This article reviews the results of a phase 2 clinical trial studying the combination of venetoclax with the low-intensity backbone of cladribine (CLAD) plus low-dose Ara-C (LDAC) alternating with 5-azacitidine (AZA) in older adults with acute myeloid leukemia (AML). The hypothesis of this study was that the addition of venetoclax to the low-intensity CLAD/LDAC backbone would improve response rates and outcomes for these patients.
Patients eligible for this study were aged ≥60 years, or younger patients unfit for intensive chemotherapy, with newly diagnosed AML (excluding acute promyelocytic leukemia or core binding factor leukemia). Induction included CLAD 5 mg/m2 intravenously over 30 minutes on days 1 to 5 followed by Ara-C 20 mg subcutaneously twice daily on days 1 to 10. Consolidation and maintenance consisted of 2 cycles of CLAD 5 mg/m2 intravenously on days 1 to 3 plus Ara-C 20 mg subcutaneously twice daily on days 1 to 10 alternating with 2 cycles of AZA 75 mg/m2 on days 1 to 7, for up to 18 cycles. Venetoclax 400 mg, with dose adjustments for concomitant CYP3A inhibitors, was added on days 1 to 21 of each cycle. Each cycle was 4 weeks and no more than 2 cycles of induction were allowed.
A total of 55 patients were treated.

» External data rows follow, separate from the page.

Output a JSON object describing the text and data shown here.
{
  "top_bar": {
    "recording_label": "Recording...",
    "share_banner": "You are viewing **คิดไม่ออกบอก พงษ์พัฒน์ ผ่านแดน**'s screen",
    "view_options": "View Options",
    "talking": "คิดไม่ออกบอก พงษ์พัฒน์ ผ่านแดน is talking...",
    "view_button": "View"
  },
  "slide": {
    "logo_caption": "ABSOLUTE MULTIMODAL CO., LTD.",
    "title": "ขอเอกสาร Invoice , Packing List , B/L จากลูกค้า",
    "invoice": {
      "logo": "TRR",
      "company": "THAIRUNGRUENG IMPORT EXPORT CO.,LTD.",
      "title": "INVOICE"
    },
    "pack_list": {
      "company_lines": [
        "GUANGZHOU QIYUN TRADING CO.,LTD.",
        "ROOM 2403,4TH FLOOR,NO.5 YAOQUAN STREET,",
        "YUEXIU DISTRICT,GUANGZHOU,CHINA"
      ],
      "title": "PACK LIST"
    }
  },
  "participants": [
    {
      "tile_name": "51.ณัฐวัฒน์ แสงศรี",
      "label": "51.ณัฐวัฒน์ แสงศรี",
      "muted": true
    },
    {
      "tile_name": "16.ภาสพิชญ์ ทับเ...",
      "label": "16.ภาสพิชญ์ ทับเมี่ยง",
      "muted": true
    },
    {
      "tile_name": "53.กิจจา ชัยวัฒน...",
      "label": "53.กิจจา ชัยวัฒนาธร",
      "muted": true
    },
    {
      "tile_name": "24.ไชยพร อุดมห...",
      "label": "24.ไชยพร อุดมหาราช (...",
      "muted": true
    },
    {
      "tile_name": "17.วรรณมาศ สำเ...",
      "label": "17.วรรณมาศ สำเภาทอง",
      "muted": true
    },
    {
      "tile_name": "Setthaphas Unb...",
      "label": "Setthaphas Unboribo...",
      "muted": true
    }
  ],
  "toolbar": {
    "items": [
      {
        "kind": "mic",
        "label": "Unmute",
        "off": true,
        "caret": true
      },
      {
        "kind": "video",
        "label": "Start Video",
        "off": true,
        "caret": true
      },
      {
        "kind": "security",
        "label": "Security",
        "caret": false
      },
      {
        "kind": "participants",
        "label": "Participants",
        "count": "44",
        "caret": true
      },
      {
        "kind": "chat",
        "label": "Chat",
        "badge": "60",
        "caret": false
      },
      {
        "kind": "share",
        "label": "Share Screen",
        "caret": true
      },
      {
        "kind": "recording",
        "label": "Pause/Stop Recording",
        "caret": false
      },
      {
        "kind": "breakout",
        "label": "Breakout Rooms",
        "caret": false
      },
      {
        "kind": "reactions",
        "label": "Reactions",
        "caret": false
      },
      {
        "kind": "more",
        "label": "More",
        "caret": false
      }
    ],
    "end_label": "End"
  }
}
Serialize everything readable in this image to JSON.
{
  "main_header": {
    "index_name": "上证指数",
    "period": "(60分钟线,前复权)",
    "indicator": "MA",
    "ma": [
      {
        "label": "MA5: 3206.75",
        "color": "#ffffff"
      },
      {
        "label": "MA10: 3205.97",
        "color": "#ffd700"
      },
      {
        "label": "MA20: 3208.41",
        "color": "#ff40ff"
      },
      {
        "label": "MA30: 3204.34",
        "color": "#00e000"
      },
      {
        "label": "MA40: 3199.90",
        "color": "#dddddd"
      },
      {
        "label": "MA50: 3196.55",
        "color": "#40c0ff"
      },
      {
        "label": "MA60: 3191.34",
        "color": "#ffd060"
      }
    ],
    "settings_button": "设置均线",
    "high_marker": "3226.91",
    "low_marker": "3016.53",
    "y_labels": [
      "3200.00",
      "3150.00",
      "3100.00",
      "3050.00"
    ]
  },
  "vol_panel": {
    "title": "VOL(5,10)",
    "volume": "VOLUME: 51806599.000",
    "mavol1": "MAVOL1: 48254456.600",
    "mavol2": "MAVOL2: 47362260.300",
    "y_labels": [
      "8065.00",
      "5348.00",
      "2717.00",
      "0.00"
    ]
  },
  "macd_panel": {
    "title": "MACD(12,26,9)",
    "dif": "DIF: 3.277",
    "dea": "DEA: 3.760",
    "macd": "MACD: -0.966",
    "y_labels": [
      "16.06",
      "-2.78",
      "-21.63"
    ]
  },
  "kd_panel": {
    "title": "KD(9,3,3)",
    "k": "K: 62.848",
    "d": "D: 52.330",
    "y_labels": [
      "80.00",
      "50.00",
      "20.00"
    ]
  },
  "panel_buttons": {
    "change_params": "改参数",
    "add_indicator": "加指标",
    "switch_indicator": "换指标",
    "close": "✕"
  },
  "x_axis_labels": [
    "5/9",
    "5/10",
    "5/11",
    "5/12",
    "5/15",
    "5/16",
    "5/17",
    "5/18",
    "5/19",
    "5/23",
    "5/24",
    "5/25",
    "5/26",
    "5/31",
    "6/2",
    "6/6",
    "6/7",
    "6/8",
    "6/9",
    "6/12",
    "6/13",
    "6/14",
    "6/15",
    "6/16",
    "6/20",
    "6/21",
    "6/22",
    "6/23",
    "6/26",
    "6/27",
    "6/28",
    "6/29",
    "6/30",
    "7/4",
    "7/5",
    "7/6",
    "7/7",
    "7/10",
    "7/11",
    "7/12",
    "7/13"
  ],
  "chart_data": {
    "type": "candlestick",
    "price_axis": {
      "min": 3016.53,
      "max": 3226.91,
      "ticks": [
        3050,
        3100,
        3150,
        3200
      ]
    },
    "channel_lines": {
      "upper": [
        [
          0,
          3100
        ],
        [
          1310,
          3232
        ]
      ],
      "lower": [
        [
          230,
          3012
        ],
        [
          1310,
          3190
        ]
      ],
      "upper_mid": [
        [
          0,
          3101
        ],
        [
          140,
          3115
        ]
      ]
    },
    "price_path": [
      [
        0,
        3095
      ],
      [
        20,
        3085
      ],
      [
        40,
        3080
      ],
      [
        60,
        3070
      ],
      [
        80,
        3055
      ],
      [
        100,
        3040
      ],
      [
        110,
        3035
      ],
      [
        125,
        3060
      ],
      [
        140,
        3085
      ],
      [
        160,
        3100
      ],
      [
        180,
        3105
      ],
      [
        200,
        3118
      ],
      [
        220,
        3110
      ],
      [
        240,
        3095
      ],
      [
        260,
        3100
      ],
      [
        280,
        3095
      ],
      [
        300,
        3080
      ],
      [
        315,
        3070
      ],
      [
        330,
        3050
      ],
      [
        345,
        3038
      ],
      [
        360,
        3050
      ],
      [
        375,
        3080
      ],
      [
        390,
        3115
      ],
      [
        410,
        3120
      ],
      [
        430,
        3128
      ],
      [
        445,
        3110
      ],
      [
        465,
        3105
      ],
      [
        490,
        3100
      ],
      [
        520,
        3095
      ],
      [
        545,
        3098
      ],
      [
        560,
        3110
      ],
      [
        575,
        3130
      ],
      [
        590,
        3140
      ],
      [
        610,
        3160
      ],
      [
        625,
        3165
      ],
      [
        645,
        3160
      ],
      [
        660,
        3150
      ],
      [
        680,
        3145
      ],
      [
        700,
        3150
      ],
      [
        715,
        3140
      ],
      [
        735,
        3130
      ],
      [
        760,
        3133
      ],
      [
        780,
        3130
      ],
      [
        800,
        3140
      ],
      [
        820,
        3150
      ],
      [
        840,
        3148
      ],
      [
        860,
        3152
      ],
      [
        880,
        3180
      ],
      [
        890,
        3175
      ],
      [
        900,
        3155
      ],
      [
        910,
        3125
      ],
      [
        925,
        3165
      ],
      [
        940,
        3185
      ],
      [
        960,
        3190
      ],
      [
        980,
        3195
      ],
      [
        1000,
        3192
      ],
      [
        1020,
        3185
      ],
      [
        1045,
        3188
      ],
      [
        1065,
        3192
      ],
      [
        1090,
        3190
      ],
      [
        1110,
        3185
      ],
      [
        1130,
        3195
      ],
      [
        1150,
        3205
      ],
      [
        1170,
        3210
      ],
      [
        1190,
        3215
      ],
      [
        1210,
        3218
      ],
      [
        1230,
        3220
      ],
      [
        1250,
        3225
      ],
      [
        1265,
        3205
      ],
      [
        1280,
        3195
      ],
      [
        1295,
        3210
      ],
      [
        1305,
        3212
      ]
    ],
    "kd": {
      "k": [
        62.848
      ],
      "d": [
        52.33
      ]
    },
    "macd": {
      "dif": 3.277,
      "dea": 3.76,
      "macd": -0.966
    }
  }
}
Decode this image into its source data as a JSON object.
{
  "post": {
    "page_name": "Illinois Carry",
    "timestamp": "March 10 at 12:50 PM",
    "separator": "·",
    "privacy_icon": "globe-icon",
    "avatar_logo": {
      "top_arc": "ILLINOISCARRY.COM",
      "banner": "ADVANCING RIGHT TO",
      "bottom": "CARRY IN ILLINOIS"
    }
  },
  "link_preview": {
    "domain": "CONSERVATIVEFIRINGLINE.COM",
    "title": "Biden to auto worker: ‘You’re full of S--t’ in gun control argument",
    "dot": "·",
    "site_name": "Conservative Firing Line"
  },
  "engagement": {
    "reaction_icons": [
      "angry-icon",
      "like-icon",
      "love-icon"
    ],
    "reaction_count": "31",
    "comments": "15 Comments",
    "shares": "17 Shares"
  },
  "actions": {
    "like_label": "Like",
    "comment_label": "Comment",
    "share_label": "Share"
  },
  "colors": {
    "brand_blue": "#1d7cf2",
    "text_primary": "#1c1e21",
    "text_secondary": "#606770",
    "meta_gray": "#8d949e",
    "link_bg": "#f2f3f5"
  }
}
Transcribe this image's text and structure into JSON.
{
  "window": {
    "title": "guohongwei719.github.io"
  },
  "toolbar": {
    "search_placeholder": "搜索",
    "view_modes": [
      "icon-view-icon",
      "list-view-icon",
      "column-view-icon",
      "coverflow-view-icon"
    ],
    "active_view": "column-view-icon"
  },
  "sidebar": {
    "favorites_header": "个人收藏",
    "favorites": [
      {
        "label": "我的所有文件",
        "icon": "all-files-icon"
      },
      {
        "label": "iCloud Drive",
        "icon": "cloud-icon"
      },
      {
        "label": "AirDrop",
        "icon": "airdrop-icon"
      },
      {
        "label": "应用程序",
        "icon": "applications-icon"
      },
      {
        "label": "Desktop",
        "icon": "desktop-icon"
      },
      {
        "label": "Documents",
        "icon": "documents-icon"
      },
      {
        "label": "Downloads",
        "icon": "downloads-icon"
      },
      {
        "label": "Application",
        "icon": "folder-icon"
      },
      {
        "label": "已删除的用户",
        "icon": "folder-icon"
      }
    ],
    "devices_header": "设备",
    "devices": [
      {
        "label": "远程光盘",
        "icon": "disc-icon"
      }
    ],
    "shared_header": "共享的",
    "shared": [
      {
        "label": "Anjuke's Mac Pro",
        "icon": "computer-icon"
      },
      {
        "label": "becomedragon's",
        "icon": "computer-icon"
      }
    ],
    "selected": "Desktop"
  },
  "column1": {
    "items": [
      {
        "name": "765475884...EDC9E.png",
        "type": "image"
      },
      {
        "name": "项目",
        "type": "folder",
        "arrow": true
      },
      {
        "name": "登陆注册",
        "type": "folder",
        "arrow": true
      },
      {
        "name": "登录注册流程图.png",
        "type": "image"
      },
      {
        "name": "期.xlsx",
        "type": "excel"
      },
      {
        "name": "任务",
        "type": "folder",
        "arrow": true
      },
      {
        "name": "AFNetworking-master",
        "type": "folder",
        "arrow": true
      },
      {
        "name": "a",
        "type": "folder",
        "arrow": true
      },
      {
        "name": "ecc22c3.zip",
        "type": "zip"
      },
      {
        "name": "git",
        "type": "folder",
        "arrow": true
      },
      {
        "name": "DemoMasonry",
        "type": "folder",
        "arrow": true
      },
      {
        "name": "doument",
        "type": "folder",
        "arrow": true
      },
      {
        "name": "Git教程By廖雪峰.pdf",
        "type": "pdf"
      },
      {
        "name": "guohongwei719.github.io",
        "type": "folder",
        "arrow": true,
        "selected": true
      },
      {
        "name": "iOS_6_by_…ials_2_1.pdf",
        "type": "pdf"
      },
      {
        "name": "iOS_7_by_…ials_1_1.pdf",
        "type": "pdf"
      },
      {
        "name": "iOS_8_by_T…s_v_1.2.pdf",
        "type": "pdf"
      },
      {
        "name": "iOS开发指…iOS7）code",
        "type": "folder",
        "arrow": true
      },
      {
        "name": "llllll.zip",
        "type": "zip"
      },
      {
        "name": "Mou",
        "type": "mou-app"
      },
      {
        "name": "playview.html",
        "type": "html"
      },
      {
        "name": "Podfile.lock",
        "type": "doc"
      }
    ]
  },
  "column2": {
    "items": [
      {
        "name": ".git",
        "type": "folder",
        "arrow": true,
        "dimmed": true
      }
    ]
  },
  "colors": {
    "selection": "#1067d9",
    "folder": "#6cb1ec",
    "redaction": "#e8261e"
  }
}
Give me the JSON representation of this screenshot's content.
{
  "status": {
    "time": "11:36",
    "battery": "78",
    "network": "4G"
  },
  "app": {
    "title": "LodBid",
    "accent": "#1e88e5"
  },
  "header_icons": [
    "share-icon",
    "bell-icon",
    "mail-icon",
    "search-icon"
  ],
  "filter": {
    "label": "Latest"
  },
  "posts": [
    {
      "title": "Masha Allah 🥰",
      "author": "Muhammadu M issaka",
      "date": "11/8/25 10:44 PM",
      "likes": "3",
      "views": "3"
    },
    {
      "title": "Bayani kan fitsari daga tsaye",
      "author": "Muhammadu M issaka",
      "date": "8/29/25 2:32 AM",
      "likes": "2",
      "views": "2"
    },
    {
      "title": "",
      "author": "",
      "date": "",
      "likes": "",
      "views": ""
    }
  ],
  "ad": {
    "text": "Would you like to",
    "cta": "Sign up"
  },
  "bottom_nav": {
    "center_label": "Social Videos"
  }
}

The median age was 68 years (range, 57-84 years) with 22 (40%) patients aged ≥70 years. A single patient aged <60 years was enrolled due to being unfit for intensive chemotherapy. Twelve (25%) patients had adverse karyotype. Of the 54 evaluable patients, 42 (78%) achieved a complete remission (CR) and 8 (15%) had a CR with incomplete hematologic recovery (CRi), resulting in a 93% CR/CRi rate. The median number of cycles to response was 1 (range, 1-3). At the time of CR/CRi, 42 (84%) patients were negative for minimal disease residual (MRD) by multiparameter flow cytometry. Among the subset of patients in CR, the MRD-negativity rate was 93%. The CR/CRi rate among patients with adverse karyotype was 100%. Treatment was well-tolerated with a 4-week mortality rate of 2% and an 8-week mortality rate of 4%. The most frequent grade 3/4 nonhematologic adverse events were infections (N = 14), including neutropenic fever, pneumonia, bacteremia, and colitis. Grade 3/4 AEs also included arthralgia, mucositis, constipation, and dyspnea (N = 1 each) as well as increased creatinine (N = 2). For patients who proceeded to allogeneic stem-cell transplant, median overall survival (OS) has not been reached (NR), with 6- and 12-month OS rates of 86% and 69%, respectively. The median OS of patients with MRD-positive versus MRD-negative status while at CR was 11.8 months versus NR, respectively (P = .003).
In conclusion, CLAD/LDAC plus venetoclax alternating with AZA plus venetoclax was an effective, lower-intensity regimen that was well-tolerated among older patients with newly diagnosed AML and produced high rates of durable MRD-negative remission and meaningful blood count recovery. The current rates of OS and relapse-free survival are encouraging in this cohort of older AML patients with a follow-up duration of approximately 1 year.
Kadia TM, Borthakur G, Pemmaraju N, et al. Phase II Study of Venetoclax Added to Cladribine plus Low Dose AraC (LDAC) Alternating with 5-Azacytidine Demonstrates High Rates of Minimal Residual Disease (MRD) Negative Complete Remissions (CR) and Excellent Tolerability in Older Patients with Newly Diagnosed Acute Myeloid Leukemia (AML). Presented at: 62nd American Society of Hematology Annual Meeting & Exposition; December 5-8, 2020. Abstract 25.